- Genre: Comedy Drama
- Based on: Broadway Bound by Neil Simon
- Written by: Neil Simon
- Directed by: Paul Bogart
- Starring: Corey Parker Jonathan Silverman Anne Bancroft Jerry Orbach Michele Lee Hume Cronyn
- Theme music composer: David Shire
- Country of origin: United States
- Original language: English

Production
- Executive producers: Emanuel Azenberg Michael Brandman
- Producer: Terence Nelson
- Cinematography: Isidore Mankofsky
- Editor: Andy Zall
- Running time: 89 minutes
- Production company: ABC Productions

Original release
- Network: ABC
- Release: March 23, 1992

= Broadway Bound (film) =

1992 American television film

Broadway Bound is a 1992 American made-for-television comedy film directed by Paul Bogart, written by Neil Simon, and starring Corey Parker and Jonathan Silverman. Simon adapted his semi-autobiographical 1986 play Broadway Bound, the third chapter in what is known as the Eugene trilogy, the first being Brighton Beach Memoirs and the second being Biloxi Blues. Silverman, who played Eugene Jerome in the original stage version of Broadway Bound and in the film adaptation of Brighton Beach Memoirs, plays Eugene's older brother Stanley in the film. Parker played Pvt. Arnold Epstein in the film adaptation of Biloxi Blues.
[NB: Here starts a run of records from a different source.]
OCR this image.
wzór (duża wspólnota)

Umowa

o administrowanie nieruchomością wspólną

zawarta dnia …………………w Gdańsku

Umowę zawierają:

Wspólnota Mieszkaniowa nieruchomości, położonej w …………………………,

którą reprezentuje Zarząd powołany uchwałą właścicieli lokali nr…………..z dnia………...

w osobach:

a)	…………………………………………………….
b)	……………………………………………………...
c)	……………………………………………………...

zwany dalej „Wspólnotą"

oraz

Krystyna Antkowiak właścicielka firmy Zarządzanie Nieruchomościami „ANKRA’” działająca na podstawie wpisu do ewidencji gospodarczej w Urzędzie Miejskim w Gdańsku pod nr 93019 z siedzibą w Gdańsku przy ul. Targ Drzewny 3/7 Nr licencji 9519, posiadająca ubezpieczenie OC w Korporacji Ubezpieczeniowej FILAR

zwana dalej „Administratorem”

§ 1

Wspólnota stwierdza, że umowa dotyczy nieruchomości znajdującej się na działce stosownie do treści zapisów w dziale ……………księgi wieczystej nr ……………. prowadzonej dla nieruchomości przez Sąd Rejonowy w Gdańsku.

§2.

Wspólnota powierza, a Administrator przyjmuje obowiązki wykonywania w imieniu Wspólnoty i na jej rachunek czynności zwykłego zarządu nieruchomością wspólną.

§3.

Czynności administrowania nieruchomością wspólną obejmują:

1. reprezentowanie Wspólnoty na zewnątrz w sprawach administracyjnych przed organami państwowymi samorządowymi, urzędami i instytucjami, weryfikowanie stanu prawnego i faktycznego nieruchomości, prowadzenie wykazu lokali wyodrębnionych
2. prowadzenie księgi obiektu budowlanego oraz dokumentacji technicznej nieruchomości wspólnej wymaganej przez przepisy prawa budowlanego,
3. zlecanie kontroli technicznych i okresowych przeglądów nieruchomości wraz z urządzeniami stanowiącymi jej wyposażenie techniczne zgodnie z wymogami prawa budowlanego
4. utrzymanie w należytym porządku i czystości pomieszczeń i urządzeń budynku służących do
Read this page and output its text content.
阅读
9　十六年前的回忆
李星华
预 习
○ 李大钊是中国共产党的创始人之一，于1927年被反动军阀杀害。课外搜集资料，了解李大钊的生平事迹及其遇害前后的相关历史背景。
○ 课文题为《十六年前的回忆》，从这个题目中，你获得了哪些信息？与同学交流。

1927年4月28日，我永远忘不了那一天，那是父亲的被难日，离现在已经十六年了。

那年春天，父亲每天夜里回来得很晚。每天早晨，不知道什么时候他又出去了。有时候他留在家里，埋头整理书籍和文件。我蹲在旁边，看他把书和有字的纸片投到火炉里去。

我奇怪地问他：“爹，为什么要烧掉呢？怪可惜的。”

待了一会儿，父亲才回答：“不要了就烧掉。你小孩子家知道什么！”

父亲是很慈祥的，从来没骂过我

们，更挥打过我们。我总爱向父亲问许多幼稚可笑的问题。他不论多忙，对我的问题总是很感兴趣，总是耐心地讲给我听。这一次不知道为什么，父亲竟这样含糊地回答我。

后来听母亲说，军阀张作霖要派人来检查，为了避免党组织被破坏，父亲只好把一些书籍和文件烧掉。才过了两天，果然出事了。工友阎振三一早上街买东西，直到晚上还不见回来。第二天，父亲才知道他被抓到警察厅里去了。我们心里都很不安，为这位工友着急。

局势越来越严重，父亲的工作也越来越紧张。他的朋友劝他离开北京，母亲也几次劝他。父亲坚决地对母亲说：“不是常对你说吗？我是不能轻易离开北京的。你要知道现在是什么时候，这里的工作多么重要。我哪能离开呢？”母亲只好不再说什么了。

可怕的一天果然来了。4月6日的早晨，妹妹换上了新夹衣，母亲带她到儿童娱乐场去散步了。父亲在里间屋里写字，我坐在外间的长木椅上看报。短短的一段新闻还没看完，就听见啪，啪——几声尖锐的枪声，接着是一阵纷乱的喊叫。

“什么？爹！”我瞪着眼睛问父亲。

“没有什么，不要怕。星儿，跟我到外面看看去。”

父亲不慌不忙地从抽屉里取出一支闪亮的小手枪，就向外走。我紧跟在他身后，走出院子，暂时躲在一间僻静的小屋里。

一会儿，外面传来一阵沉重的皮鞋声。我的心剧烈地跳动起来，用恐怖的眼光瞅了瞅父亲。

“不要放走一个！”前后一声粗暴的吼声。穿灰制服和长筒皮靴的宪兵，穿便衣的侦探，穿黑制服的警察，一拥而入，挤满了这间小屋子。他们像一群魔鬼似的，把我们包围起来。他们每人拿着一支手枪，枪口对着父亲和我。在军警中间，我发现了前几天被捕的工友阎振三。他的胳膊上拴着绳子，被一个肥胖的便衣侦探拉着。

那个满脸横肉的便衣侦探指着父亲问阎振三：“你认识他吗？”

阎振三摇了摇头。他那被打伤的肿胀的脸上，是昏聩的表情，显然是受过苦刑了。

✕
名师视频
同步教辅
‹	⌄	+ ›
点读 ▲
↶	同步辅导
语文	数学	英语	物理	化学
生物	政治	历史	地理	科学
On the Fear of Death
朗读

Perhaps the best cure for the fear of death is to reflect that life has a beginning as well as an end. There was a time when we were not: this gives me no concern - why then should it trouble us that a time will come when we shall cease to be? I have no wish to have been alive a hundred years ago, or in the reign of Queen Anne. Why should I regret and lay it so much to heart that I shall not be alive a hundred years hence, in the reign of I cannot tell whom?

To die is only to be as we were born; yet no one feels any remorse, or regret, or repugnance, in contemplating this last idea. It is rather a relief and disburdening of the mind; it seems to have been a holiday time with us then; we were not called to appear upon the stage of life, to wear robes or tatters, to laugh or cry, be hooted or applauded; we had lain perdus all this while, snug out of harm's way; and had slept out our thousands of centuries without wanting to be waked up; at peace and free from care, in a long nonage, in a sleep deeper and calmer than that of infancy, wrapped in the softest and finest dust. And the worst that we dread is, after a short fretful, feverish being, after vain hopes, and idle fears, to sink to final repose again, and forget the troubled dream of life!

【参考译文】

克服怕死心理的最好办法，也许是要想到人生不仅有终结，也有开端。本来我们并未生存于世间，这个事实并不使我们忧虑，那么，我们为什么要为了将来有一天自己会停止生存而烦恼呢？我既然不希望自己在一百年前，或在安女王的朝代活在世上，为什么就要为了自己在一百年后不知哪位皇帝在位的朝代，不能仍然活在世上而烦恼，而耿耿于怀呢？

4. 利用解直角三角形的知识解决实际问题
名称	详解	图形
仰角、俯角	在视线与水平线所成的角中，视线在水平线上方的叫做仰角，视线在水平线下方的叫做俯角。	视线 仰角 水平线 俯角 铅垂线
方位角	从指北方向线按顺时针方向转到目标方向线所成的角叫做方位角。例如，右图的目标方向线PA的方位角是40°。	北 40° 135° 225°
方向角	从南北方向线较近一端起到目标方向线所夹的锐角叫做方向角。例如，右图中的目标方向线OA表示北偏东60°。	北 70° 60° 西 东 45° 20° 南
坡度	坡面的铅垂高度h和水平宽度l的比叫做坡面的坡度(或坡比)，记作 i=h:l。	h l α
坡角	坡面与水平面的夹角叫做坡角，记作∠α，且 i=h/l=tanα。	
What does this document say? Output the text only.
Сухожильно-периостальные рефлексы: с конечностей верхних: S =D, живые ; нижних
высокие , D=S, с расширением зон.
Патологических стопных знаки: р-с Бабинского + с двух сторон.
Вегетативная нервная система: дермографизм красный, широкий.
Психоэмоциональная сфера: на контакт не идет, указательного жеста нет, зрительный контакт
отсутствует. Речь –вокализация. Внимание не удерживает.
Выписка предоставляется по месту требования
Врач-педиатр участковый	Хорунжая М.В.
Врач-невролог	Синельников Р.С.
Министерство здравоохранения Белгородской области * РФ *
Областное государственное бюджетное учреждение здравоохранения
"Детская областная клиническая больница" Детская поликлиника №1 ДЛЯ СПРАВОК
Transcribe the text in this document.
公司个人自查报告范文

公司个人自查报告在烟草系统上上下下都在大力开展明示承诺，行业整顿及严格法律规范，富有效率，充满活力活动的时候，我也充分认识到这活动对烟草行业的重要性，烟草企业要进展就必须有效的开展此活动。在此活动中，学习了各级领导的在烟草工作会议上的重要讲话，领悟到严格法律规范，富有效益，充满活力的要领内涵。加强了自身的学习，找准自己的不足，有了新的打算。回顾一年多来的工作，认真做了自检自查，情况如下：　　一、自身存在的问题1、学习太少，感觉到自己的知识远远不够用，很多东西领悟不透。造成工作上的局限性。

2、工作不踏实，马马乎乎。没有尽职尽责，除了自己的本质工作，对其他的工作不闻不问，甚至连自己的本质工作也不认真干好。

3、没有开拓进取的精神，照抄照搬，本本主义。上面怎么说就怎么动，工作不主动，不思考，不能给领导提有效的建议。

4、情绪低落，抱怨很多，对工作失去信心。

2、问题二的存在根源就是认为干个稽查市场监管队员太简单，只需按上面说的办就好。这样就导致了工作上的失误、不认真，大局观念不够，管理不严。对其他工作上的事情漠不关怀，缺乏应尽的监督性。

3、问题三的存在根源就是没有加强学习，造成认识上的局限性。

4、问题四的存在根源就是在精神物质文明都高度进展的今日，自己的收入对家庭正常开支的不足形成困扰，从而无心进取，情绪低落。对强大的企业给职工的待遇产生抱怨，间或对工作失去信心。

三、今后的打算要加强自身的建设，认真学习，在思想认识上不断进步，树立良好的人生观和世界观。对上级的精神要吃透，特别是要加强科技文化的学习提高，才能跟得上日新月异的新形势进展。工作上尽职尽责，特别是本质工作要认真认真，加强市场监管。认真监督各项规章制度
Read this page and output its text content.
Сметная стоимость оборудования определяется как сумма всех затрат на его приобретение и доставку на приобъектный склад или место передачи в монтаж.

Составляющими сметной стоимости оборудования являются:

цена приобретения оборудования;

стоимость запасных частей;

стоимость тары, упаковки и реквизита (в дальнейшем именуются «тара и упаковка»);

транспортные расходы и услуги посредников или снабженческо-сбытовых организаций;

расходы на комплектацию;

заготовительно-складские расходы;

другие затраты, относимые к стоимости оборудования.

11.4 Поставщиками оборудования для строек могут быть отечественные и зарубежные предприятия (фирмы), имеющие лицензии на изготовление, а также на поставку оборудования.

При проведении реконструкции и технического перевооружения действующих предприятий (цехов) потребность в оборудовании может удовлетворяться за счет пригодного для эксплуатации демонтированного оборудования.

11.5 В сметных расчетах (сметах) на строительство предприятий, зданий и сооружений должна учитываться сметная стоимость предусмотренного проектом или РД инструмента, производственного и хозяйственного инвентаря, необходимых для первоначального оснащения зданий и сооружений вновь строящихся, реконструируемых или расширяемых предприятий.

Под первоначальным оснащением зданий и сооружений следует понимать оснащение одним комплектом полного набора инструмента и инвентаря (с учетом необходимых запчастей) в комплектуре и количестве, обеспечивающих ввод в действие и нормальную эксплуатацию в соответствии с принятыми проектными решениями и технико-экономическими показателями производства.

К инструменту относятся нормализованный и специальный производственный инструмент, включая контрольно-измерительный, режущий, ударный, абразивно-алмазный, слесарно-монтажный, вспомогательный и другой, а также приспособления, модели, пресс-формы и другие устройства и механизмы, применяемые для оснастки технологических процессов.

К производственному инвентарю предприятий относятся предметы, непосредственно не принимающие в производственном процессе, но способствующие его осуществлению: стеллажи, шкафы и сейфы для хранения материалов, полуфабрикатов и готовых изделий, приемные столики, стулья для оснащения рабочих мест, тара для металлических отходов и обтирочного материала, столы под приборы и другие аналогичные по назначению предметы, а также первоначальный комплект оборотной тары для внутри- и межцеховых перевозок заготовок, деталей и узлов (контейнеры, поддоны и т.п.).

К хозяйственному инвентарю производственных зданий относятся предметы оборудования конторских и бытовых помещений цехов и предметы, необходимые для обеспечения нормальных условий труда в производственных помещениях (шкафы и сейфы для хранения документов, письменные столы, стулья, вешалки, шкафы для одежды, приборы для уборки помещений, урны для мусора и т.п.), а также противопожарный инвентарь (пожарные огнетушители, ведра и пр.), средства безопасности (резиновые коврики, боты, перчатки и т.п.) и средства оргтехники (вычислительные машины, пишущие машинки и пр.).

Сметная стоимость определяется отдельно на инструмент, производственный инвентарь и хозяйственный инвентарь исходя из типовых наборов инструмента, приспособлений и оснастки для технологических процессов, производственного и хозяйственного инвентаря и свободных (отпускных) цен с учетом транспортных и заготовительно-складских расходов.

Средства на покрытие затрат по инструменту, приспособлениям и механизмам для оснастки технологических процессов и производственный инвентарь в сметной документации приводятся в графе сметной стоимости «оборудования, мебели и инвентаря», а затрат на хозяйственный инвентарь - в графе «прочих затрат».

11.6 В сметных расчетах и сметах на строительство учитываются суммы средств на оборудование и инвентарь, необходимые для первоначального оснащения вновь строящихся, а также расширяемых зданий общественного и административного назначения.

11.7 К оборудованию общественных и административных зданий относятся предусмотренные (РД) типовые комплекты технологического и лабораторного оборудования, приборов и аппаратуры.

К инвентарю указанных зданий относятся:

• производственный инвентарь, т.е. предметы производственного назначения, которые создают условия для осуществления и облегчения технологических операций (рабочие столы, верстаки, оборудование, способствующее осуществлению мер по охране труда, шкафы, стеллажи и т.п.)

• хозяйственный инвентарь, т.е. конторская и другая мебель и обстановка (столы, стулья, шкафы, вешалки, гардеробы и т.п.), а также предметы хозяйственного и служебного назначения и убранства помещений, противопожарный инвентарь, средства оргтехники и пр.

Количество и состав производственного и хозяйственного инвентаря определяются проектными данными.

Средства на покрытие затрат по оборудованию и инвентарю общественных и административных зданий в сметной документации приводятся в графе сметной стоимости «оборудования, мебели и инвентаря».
In a 1992 interview, Simon explained that Broadway Bound was not adapted as a theatrical film like the previous two works in the trilogy for the reason that it "was too expensive for the big screen, because it required extensive outdoor period sets of New York City."

==Synopsis==
The film is about Eugene and his older brother, Stanley, dealing with their parents' relationship falling apart as the brothers work together toward being comedy writers for the radio, and, eventually, television.

==Cast==
- Corey Parker as Eugene Morris Jerome
- Jonathan Silverman as Stanley Jerome
- Anne Bancroft as Kate Jerome
- Hume Cronyn as Ben
- Jerry Orbach as Jack Jerome
- Michele Lee as Blanche

==Reception==
Cronyn won a 1992 Primetime Emmy Award for Outstanding Supporting Actor in a Mini-series Special for his role in the film.